Ainda que tenhamos dificuldades menores, mais atenuadas que da rede estadual, a gente lida sim com escassez de orçamento. Eu até conversei isso com os alunos do grêmio, o ensino remoto do Cefet-MG foi planejado para ser o melhor do país. Precisamos muito de união. Por exemplo, agora o governo acabou de anunciar o corte de R$ 1 bilhão no orçamento das instituições federais de ensino e eu acredito que era para isso que deveríamos estar nos posicionando. Hoje o Cefet tem dificuldade de orçamento e o que temos feito é priorizado tudo possível direcionado para essas iniciativas.

Alunos do ensino médio em BH reclamam que ainda não receberam os livros didáticos. Eles serão entregues?

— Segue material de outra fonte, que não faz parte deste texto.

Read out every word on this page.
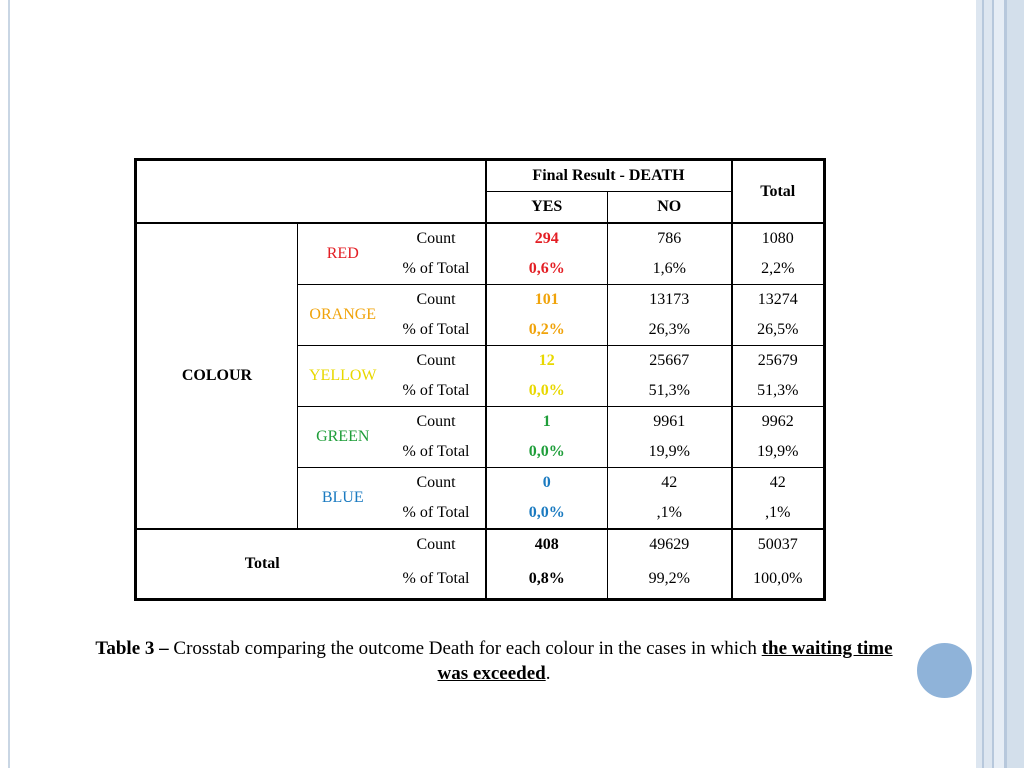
			Final Result - DEATH		Total
			YES	NO	
COLOUR	RED	Count	294	786	1080
		% of Total	0,6%	1,6%	2,2%
	ORANGE	Count	101	13173	13274
		% of Total	0,2%	26,3%	26,5%
	YELLOW	Count	12	25667	25679
		% of Total	0,0%	51,3%	51,3%
	GREEN	Count	1	9961	9962
		% of Total	0,0%	19,9%	19,9%
	BLUE	Count	0	42	42
		% of Total	0,0%	,1%	,1%
Total		Count	408	49629	50037
		% of Total	0,8%	99,2%	100,0%
Table 3 – Crosstab comparing the outcome Death for each colour in the cases in which the waiting time was exceeded.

Em Belo Horizonte não foram entregues porque o banco do livro aqui funciona de uma maneira muito complexa, é muito grande, trabalhamos com dois campis. Quando a entrega estava sendo implementada e desenhada, houve a pandemia e a suspensão do calendário. Estamos desenhando uma estratégia para que as famílias, sobretudo pais, mães e responsáveis, possam vir ao Cefet de uma maneira organizada buscar esse material e fazer a troca. Não é só entregar o livro didático, os alunos têm que entregar o do ano anterior. Acreditamos que até o final de agosto os alunos que puderem comparecer ao campus poderão pegar o livro didático. De todo modo, também estamos trabalhando em outras frentes, alguns professores estão digitalizando conteúdos e também em contato com as editoras para liberar o acesso aos PDFs dos livros oficiais, disponibilizar para os alunos, já que estamos em um contexto de emergência sanitária.